Sky, Jupiter, and Ether.fi carried multiples between 5 and 6. Lighter, an on-chain buying and selling platform that generated $50 million in income, traded at round 8x, whereas Aave stood at 9x.
Grayscale argues that the valuations look even decrease when seen in opposition to potential earnings or money movement as a result of many blockchain functions function with out the massive staffing, property, and administrative bills related to conventional firms.
The comparability has limits. Protocol income doesn’t all the time belong to token holders in the similar method company income belongs to an organization and finally helps its shareholders.
Fees can movement to validators, liquidity suppliers, builders, protocol treasuries, or customers.
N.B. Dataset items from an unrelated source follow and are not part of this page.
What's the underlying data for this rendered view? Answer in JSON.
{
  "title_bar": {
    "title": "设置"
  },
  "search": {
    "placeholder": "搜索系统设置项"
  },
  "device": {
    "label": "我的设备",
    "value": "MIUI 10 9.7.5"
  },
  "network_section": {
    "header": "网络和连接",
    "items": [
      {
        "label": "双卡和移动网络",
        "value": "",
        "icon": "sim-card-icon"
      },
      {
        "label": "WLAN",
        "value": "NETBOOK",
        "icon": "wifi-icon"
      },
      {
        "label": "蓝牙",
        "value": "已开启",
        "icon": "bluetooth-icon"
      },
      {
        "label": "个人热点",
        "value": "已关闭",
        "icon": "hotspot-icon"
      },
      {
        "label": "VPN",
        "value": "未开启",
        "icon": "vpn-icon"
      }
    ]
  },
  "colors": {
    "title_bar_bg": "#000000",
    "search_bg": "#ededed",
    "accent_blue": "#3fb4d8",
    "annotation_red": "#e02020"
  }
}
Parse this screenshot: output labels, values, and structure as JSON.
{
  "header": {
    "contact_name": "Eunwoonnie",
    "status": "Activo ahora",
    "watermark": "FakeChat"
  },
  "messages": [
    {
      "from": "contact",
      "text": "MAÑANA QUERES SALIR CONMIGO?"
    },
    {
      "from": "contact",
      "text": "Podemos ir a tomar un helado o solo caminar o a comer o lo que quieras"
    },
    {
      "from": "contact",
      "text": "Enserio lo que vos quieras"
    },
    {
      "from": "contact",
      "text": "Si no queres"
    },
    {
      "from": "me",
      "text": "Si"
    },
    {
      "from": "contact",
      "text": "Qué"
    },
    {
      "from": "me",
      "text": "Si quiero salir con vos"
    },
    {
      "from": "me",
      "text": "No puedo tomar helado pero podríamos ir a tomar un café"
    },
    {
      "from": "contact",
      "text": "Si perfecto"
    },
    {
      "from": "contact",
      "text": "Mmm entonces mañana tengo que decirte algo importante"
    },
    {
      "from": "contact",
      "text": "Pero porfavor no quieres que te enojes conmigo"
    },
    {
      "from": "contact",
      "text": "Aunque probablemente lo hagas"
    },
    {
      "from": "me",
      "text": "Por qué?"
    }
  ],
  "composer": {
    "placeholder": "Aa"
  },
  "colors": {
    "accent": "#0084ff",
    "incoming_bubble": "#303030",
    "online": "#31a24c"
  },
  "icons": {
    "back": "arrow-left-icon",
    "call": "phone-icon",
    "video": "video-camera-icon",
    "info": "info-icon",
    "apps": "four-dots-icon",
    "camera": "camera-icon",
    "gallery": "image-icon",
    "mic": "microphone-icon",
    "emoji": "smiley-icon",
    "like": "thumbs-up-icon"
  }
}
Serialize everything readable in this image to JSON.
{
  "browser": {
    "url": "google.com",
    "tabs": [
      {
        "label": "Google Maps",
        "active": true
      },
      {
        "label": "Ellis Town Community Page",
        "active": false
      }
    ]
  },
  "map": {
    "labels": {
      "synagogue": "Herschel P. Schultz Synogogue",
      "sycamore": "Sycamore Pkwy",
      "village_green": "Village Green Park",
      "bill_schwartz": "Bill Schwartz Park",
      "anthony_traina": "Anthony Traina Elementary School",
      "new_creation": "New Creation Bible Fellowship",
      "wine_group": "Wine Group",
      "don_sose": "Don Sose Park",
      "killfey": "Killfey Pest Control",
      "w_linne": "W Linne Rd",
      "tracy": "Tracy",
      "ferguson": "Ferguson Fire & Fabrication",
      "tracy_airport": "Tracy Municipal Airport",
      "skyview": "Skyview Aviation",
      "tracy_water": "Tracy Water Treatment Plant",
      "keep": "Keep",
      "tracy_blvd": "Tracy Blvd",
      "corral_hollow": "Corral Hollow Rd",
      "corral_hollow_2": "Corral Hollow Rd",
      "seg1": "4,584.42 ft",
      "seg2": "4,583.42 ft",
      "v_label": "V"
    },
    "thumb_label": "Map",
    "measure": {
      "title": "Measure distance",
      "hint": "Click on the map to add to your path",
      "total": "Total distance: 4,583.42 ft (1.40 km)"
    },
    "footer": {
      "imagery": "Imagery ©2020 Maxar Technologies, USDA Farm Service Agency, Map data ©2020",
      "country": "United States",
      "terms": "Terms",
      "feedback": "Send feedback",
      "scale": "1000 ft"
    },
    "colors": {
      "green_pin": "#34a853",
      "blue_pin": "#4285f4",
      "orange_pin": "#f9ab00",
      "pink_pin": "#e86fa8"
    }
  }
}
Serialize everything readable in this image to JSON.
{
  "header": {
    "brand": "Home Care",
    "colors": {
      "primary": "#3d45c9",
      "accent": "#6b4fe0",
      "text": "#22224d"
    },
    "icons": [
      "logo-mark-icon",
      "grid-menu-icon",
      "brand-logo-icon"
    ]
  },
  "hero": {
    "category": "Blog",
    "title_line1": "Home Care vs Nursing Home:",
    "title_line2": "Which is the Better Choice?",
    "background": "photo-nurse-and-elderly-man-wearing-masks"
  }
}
Some functions additionally distribute tokens to draw exercise, creating an financial price that won’t seem in headline income figures.
Circulating market capitalization can additional understate a challenge’s eventual valuation when a big portion of its token provide stays locked and scheduled for future launch.
For buyers, the strongest potential winners will due to this fact be protocols that mix income progress with a transparent mechanism for guiding financial worth towards their tokens. Those hyperlinks can embrace charge distributions, token repurchases, staking demand, or governance rights over protocol revenue.
The CLARITY Act wouldn’t assure greater costs for any of the belongings. It could, nevertheless, scale back a regulatory low cost that has restricted institutional participation and complex how buyers worth US-facing crypto tasks.